Current global health efforts to decrease mortality neglect improving the management of severely ill hospitalized patients. 

Severe illness represents a major burden of disease.  In low-income countries, ~80% of deaths could potentially benefit from improved management of severely ill patients.[1]  Yet, much of the focus of global health programs is currently on preventing disease or preventing the progression of disease.  For instance, the global response to HIV, particularly in sub-Saharan Africa, has focused on supporting prevention campaigns and HIV treatment with anti-retroviral therapy. While important gains have been achieved through this strategy, the number of deaths annually in people aged 15-45 from HIV continues to be upwards of 2 million per year—a veritable global health blind spot.  All of these deaths occurred after a severe manifestation of illness and strong evidence suggests that improving care in hospital settings can both reduce mortality and cost less in the process.[2],[3]  Thus, quality of care for severely-ill hospitalized patients deserves to be prioritized in global health.

There is a strong need to improve management of severe illness in Uganda.
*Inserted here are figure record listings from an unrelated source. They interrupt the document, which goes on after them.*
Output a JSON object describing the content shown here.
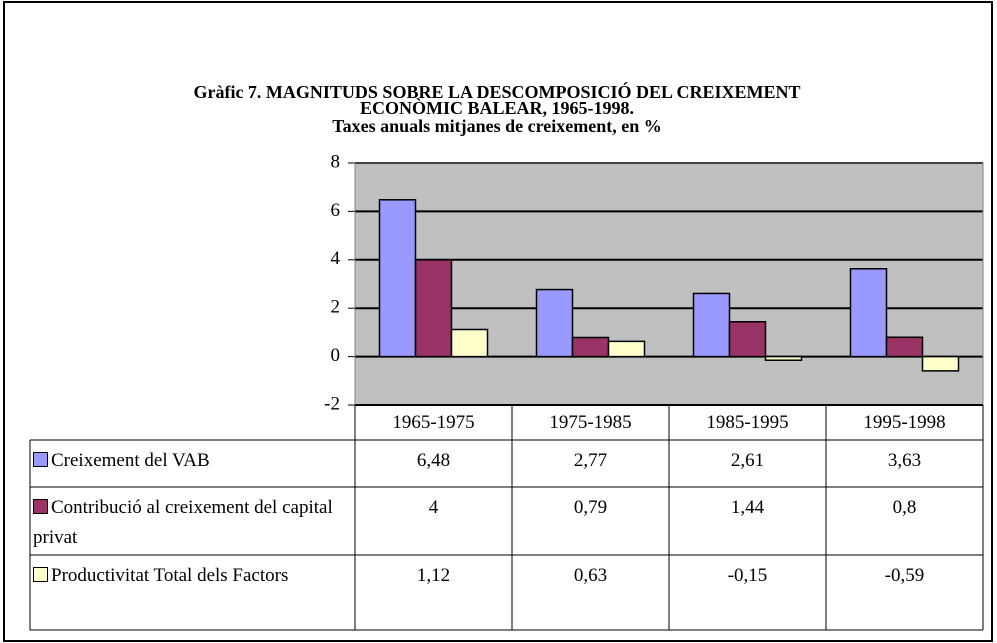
{
  "chart_data": {
    "type": "bar",
    "title": "Gràfic 7. MAGNITUDS SOBRE LA DESCOMPOSICIÓ DEL CREIXEMENT ECONÒMIC BALEAR, 1965-1998.",
    "subtitle": "Taxes anuals mitjanes de creixement, en %",
    "categories": [
      "1965-1975",
      "1975-1985",
      "1985-1995",
      "1995-1998"
    ],
    "series": [
      {
        "name": "Creixement del VAB",
        "color": "#9999ff",
        "values": [
          6.48,
          2.77,
          2.61,
          3.63
        ],
        "value_labels": [
          "6,48",
          "2,77",
          "2,61",
          "3,63"
        ]
      },
      {
        "name": "Contribució al creixement del capital privat",
        "color": "#993366",
        "values": [
          4,
          0.79,
          1.44,
          0.8
        ],
        "value_labels": [
          "4",
          "0,79",
          "1,44",
          "0,8"
        ]
      },
      {
        "name": "Productivitat Total dels Factors",
        "color": "#ffffcc",
        "values": [
          1.12,
          0.63,
          -0.15,
          -0.59
        ],
        "value_labels": [
          "1,12",
          "0,63",
          "-0,15",
          "-0,59"
        ]
      }
    ],
    "ylim": [
      -2,
      8
    ],
    "yticks": [
      -2,
      0,
      2,
      4,
      6,
      8
    ],
    "grid": true,
    "plot_background": "#c0c0c0"
  }
}
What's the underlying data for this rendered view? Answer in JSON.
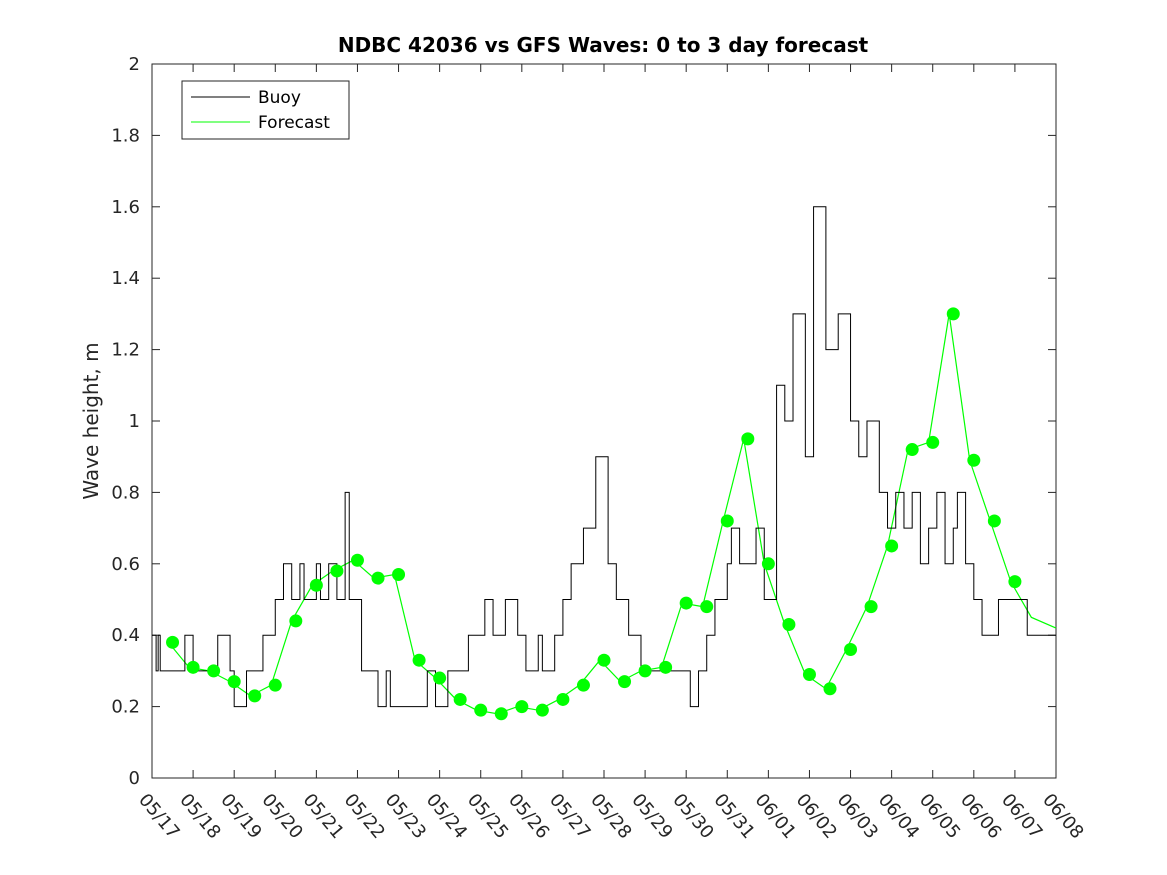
{
  "chart_data": {
    "type": "line",
    "title": "NDBC 42036 vs GFS Waves: 0 to 3 day forecast",
    "xlabel": "",
    "ylabel": "Wave height, m",
    "xlim": [
      "05/17",
      "06/08"
    ],
    "ylim": [
      0,
      2
    ],
    "x_ticks": [
      "05/17",
      "05/18",
      "05/19",
      "05/20",
      "05/21",
      "05/22",
      "05/23",
      "05/24",
      "05/25",
      "05/26",
      "05/27",
      "05/28",
      "05/29",
      "05/30",
      "05/31",
      "06/01",
      "06/02",
      "06/03",
      "06/04",
      "06/05",
      "06/06",
      "06/07",
      "06/08"
    ],
    "y_ticks": [
      0,
      0.2,
      0.4,
      0.6,
      0.8,
      1,
      1.2,
      1.4,
      1.6,
      1.8,
      2
    ],
    "y_tick_labels": [
      "0",
      "0.2",
      "0.4",
      "0.6",
      "0.8",
      "1",
      "1.2",
      "1.4",
      "1.6",
      "1.8",
      "2"
    ],
    "legend": {
      "position": "top-left",
      "entries": [
        "Buoy",
        "Forecast"
      ]
    },
    "colors": {
      "buoy": "#000000",
      "forecast": "#00ff00"
    },
    "buoy": {
      "name": "Buoy",
      "x": [
        0,
        0.1,
        0.15,
        0.2,
        0.3,
        0.5,
        0.8,
        1.0,
        1.3,
        1.5,
        1.6,
        1.9,
        2.0,
        2.3,
        2.5,
        2.7,
        3.0,
        3.1,
        3.2,
        3.4,
        3.6,
        3.7,
        3.9,
        4.0,
        4.1,
        4.3,
        4.5,
        4.7,
        4.8,
        5.1,
        5.3,
        5.5,
        5.7,
        5.8,
        6.0,
        6.1,
        6.3,
        6.5,
        6.7,
        6.9,
        7.0,
        7.2,
        7.5,
        7.7,
        7.9,
        8.1,
        8.3,
        8.6,
        8.9,
        9.1,
        9.4,
        9.5,
        9.8,
        10.0,
        10.2,
        10.5,
        10.8,
        11.1,
        11.3,
        11.6,
        11.9,
        12.2,
        12.6,
        12.9,
        13.1,
        13.3,
        13.5,
        13.7,
        14.0,
        14.1,
        14.3,
        14.5,
        14.7,
        14.9,
        15.0,
        15.2,
        15.4,
        15.6,
        15.9,
        16.1,
        16.4,
        16.7,
        17.0,
        17.2,
        17.4,
        17.7,
        17.9,
        18.1,
        18.3,
        18.5,
        18.7,
        18.9,
        19.1,
        19.3,
        19.5,
        19.6,
        19.8,
        20.0,
        20.2,
        20.4,
        20.6,
        20.8,
        21.0,
        21.3,
        21.6,
        22.0
      ],
      "y": [
        0.4,
        0.3,
        0.4,
        0.3,
        0.3,
        0.3,
        0.4,
        0.3,
        0.3,
        0.3,
        0.4,
        0.3,
        0.2,
        0.3,
        0.3,
        0.4,
        0.5,
        0.5,
        0.6,
        0.5,
        0.6,
        0.5,
        0.5,
        0.6,
        0.5,
        0.6,
        0.5,
        0.8,
        0.5,
        0.3,
        0.3,
        0.2,
        0.3,
        0.2,
        0.2,
        0.2,
        0.2,
        0.2,
        0.3,
        0.2,
        0.2,
        0.3,
        0.3,
        0.4,
        0.4,
        0.5,
        0.4,
        0.5,
        0.4,
        0.3,
        0.4,
        0.3,
        0.4,
        0.5,
        0.6,
        0.7,
        0.9,
        0.6,
        0.5,
        0.4,
        0.3,
        0.3,
        0.3,
        0.3,
        0.2,
        0.3,
        0.4,
        0.5,
        0.6,
        0.7,
        0.6,
        0.6,
        0.7,
        0.5,
        0.5,
        1.1,
        1.0,
        1.3,
        0.9,
        1.6,
        1.2,
        1.3,
        1.0,
        0.9,
        1.0,
        0.8,
        0.7,
        0.8,
        0.7,
        0.8,
        0.6,
        0.7,
        0.8,
        0.6,
        0.7,
        0.8,
        0.6,
        0.5,
        0.4,
        0.4,
        0.5,
        0.5,
        0.5,
        0.4,
        0.4,
        0.4
      ]
    },
    "forecast": {
      "name": "Forecast",
      "x": [
        0.4,
        0.9,
        1.4,
        1.9,
        2.4,
        2.9,
        3.4,
        3.9,
        4.4,
        4.9,
        5.4,
        5.9,
        6.4,
        6.9,
        7.4,
        7.9,
        8.4,
        8.9,
        9.4,
        9.9,
        10.4,
        10.9,
        11.4,
        11.9,
        12.4,
        12.9,
        13.4,
        13.9,
        14.4,
        14.9,
        15.4,
        15.9,
        16.4,
        16.9,
        17.4,
        17.9,
        18.4,
        18.9,
        19.4,
        19.9,
        20.4,
        20.9,
        21.4,
        22.0
      ],
      "y": [
        0.38,
        0.31,
        0.3,
        0.27,
        0.23,
        0.26,
        0.44,
        0.54,
        0.58,
        0.61,
        0.56,
        0.57,
        0.33,
        0.28,
        0.22,
        0.19,
        0.18,
        0.2,
        0.19,
        0.22,
        0.26,
        0.33,
        0.27,
        0.3,
        0.31,
        0.49,
        0.48,
        0.72,
        0.95,
        0.6,
        0.43,
        0.29,
        0.25,
        0.36,
        0.48,
        0.65,
        0.92,
        0.94,
        1.3,
        0.89,
        0.72,
        0.55,
        0.45,
        0.42
      ],
      "markers_x": [
        0.5,
        1.0,
        1.5,
        2.0,
        2.5,
        3.0,
        3.5,
        4.0,
        4.5,
        5.0,
        5.5,
        6.0,
        6.5,
        7.0,
        7.5,
        8.0,
        8.5,
        9.0,
        9.5,
        10.0,
        10.5,
        11.0,
        11.5,
        12.0,
        12.5,
        13.0,
        13.5,
        14.0,
        14.5,
        15.0,
        15.5,
        16.0,
        16.5,
        17.0,
        17.5,
        18.0,
        18.5,
        19.0,
        19.5,
        20.0,
        20.5,
        21.0
      ],
      "markers_y": [
        0.38,
        0.31,
        0.3,
        0.27,
        0.23,
        0.26,
        0.44,
        0.54,
        0.58,
        0.61,
        0.56,
        0.57,
        0.33,
        0.28,
        0.22,
        0.19,
        0.18,
        0.2,
        0.19,
        0.22,
        0.26,
        0.33,
        0.27,
        0.3,
        0.31,
        0.49,
        0.48,
        0.72,
        0.95,
        0.6,
        0.43,
        0.29,
        0.25,
        0.36,
        0.48,
        0.65,
        0.92,
        0.94,
        1.3,
        0.89,
        0.72,
        0.55
      ]
    }
  }
}
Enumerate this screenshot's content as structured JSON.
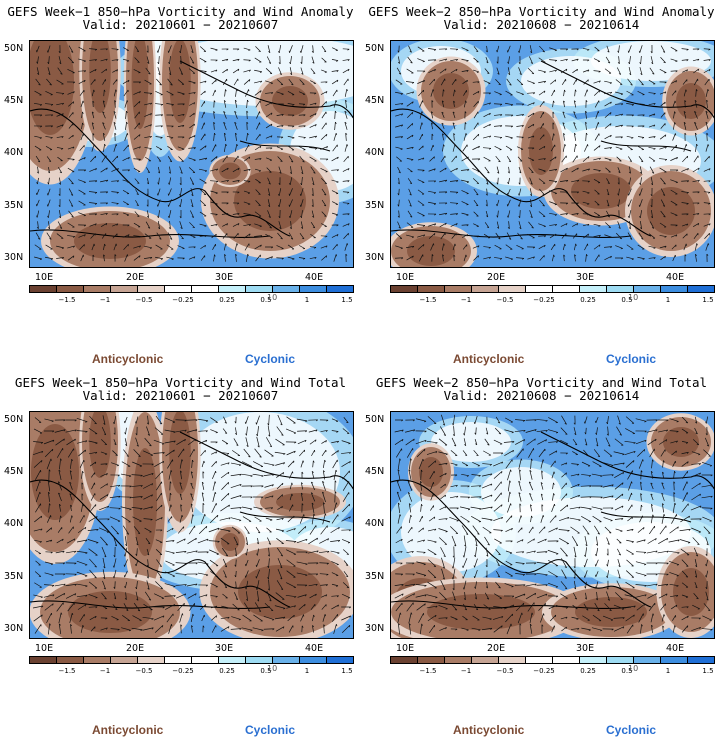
{
  "panels": [
    {
      "title": "GEFS Week−1 850−hPa Vorticity and Wind Anomaly",
      "valid": "Valid: 20210601 − 20210607",
      "variant": 1
    },
    {
      "title": "GEFS Week−2 850−hPa Vorticity and Wind Anomaly",
      "valid": "Valid: 20210608 − 20210614",
      "variant": 2
    },
    {
      "title": "GEFS Week−1 850−hPa Vorticity and Wind Total",
      "valid": "Valid: 20210601 − 20210607",
      "variant": 3
    },
    {
      "title": "GEFS Week−2 850−hPa Vorticity and Wind Total",
      "valid": "Valid: 20210608 − 20210614",
      "variant": 4
    }
  ],
  "lat_labels": [
    "50N",
    "45N",
    "40N",
    "35N",
    "30N"
  ],
  "lon_labels": [
    "10E",
    "20E",
    "30E",
    "40E"
  ],
  "colorbar": {
    "labels": [
      "−1.5",
      "−1",
      "−0.5",
      "−0.25",
      "0.25",
      "0.5",
      "1",
      "1.5"
    ],
    "scale_label": "10",
    "colors": [
      "#6b4131",
      "#8a5a44",
      "#a97c66",
      "#c6a494",
      "#e6d2c8",
      "#ffffff",
      "#ffffff",
      "#c5f0fa",
      "#9edcf3",
      "#6ab2ea",
      "#3d8ee0",
      "#1f6fd6"
    ]
  },
  "legend": {
    "anticyclonic": "Anticyclonic",
    "cyclonic": "Cyclonic",
    "anticyclonic_color": "#7b4a33",
    "cyclonic_color": "#2a6fd1"
  }
}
Severely ill patients have poor outcomes, and many die of conditions for which early supportive care interventions are associated with favorable outcomes.  In Uganda where the HIV prevalence is currently 7.2% among young individuals, mortality from severe illness due to opportunistic infections continues to be high with over 60,000 individuals dying of HIV in 2012.[4]  Our work at Mulago Hospital has shown that >80% of patients hospitalized with sepsis and pneumonia are HIV-infected, and mortality is extra-ordinarily high with at least 1 in 3 severely ill patients succumbing to their acute condition.  Importantly, our group has also demonstrated among these severely ill patients that inexpensive and feasible interventions can deter death--our study of early, monitored fluid resuscitation for sepsis patients at Mulago Hospital demonstrated a decrease in mortality from 46% to 33%.[5] 

[1] Curr Opin Crit Care. 2011 Dec;17(6):620-5. doi: 10.1097/MCC.0b013e32834cd39c.
[2] Ann Am Thorac Soc. 2013 Oct;10(5):509-13. doi: 10.1513/AnnalsATS.201307-246OT.
[5] Crit Care Med. 2012 Jul;40(7):2050-8.